Number of ways picking up shoes not belonging to a pair A closet contains 5 pairs of shoes.What is the number of ways in which 4 shoes can be chosen from it so that there will be no complete pair ?
My attempt : My attempt was to find out the total number of ways in which 4 shoes can be chosen out of ten and then subtract the number of ways in which at least one pair will be chosen that is $ 5* {8 \choose 2} $.
But this gives 70 as the answer , while the correct answer is 80. What am i doing wrong ?
 A: One way is to first use permutations:
The first shoe can be chosen in $10$ ways, but to avoid pairs, for the next there are only $8$ choices, then $6$ choices, and so on.
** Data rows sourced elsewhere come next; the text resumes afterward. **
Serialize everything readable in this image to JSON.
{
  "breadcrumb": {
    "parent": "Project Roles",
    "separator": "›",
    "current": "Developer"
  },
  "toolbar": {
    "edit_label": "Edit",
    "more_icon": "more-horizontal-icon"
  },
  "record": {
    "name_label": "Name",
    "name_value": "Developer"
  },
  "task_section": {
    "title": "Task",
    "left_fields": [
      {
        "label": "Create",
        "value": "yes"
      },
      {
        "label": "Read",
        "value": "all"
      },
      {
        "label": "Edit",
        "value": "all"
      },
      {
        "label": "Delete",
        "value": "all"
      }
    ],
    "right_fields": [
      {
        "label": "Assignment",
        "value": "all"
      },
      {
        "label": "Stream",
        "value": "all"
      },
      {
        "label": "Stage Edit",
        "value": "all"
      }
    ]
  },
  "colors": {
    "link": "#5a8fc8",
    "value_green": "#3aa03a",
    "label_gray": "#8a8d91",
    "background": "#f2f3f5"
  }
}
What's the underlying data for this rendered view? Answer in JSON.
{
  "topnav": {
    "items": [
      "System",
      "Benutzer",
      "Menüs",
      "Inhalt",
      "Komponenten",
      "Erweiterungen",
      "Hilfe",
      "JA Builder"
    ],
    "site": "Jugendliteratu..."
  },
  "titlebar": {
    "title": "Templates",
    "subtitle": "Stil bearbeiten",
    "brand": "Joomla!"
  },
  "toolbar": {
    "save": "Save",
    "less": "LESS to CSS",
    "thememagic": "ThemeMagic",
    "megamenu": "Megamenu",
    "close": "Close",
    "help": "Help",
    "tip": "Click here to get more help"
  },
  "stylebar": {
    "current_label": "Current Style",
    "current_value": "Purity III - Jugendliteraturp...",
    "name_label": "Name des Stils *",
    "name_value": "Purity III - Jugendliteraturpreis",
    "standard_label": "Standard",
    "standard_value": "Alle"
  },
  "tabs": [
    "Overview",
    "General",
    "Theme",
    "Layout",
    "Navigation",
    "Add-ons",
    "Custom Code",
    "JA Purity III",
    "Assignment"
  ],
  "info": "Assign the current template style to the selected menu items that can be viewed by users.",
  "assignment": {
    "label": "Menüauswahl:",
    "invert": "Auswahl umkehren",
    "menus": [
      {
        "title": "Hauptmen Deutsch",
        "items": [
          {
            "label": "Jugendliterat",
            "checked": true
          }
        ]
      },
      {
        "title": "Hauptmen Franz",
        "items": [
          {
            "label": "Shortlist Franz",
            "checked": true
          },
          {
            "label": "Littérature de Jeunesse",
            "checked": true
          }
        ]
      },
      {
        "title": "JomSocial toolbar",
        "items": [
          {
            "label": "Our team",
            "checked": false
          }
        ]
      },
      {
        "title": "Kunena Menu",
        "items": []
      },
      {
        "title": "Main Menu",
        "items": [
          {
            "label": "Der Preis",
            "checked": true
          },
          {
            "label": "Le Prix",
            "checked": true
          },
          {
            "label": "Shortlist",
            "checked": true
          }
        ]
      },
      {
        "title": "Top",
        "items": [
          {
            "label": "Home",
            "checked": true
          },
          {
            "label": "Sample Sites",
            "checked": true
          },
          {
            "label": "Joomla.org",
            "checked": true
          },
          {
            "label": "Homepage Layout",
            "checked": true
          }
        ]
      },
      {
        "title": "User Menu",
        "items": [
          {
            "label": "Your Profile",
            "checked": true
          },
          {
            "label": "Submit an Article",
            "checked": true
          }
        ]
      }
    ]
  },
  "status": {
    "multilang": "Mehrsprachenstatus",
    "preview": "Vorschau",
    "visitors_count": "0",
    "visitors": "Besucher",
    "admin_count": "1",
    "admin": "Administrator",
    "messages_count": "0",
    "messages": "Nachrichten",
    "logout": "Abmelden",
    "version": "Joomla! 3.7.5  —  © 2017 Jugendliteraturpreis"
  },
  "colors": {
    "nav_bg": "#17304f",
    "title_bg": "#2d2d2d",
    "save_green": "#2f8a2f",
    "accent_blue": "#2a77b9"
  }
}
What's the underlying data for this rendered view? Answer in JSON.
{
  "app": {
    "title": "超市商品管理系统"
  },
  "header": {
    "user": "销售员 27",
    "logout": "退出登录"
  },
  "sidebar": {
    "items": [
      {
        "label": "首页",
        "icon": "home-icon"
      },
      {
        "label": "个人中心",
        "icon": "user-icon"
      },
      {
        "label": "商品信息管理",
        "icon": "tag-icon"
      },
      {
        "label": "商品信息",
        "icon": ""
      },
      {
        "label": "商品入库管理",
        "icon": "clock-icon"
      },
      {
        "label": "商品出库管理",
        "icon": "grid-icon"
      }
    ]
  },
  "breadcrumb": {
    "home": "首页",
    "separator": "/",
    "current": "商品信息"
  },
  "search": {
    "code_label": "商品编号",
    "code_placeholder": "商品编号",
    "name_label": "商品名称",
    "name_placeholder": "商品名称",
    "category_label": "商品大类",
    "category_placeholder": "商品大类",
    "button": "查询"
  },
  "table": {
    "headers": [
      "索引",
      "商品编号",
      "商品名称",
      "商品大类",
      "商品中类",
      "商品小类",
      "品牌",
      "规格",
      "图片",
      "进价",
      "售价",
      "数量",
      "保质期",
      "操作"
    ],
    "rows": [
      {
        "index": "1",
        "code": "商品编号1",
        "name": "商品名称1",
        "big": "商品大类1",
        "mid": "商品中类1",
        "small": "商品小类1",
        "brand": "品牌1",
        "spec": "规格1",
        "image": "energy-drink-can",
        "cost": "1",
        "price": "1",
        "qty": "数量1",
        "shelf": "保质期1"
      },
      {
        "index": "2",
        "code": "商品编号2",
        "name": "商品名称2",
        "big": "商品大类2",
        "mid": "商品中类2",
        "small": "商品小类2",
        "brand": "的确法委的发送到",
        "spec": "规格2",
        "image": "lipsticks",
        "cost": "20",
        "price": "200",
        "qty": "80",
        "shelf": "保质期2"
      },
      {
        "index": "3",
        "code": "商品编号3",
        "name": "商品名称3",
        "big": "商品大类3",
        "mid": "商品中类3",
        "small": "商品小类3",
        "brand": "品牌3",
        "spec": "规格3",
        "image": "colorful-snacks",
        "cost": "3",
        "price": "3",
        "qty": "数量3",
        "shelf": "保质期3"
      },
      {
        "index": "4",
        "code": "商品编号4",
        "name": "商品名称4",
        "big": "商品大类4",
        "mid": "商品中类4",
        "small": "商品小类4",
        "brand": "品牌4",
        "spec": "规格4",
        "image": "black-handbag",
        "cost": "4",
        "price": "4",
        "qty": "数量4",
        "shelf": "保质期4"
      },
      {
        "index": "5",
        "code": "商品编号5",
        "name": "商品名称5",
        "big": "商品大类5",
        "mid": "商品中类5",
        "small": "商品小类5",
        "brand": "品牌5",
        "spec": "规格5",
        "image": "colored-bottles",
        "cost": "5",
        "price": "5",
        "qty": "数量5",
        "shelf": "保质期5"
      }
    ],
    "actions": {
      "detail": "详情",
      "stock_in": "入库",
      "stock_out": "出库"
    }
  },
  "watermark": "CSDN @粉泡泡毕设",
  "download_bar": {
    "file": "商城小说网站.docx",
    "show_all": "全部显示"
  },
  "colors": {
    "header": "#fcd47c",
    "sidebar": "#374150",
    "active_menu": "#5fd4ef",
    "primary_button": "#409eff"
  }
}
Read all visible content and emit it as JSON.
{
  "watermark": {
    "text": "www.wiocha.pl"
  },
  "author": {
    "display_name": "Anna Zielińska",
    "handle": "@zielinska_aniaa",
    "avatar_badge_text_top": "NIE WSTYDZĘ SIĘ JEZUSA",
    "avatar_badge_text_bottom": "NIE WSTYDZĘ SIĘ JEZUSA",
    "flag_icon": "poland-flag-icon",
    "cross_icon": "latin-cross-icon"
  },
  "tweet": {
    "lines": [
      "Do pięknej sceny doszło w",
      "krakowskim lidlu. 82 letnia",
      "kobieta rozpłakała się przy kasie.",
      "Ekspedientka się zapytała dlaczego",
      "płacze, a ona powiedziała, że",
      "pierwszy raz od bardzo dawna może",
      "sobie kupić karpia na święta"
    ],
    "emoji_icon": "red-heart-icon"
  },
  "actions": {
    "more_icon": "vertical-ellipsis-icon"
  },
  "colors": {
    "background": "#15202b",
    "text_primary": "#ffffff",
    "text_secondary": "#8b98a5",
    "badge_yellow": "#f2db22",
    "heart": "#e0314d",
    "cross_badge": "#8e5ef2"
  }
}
Thus permutations of $4$ "non-pairs" $= 10\cdot8\cdot6\cdot4$
But we are only interested in this collection, not their order, thus divide be $4!$
$\dfrac{10\cdot8\cdot6\cdot4}{4!} = 80$  
A: You can visualize it first: 

1 2 3 4 5
1 2 3 4 5

Now you can have a choice out of two in each column. For 4 pairs you choose first out of the pairs from number 1 to number 4. This $2^4=16$. We have 5 pair of shoes. The ways of choosing 4 out of 5 shoes of different pairs is ${5 \choose 4} =5$.  Therefore in total you have 80 ways of choosing 4 shoes of different pairs.
A: When subtracting the number of ways in which at least one pair is chosen, you double-counted the cases when you take exactly two pairs. You have to add again the number of ways in which you can take two pairs. Note that this number is ${5 \choose 2}=10$. So, you get your answer.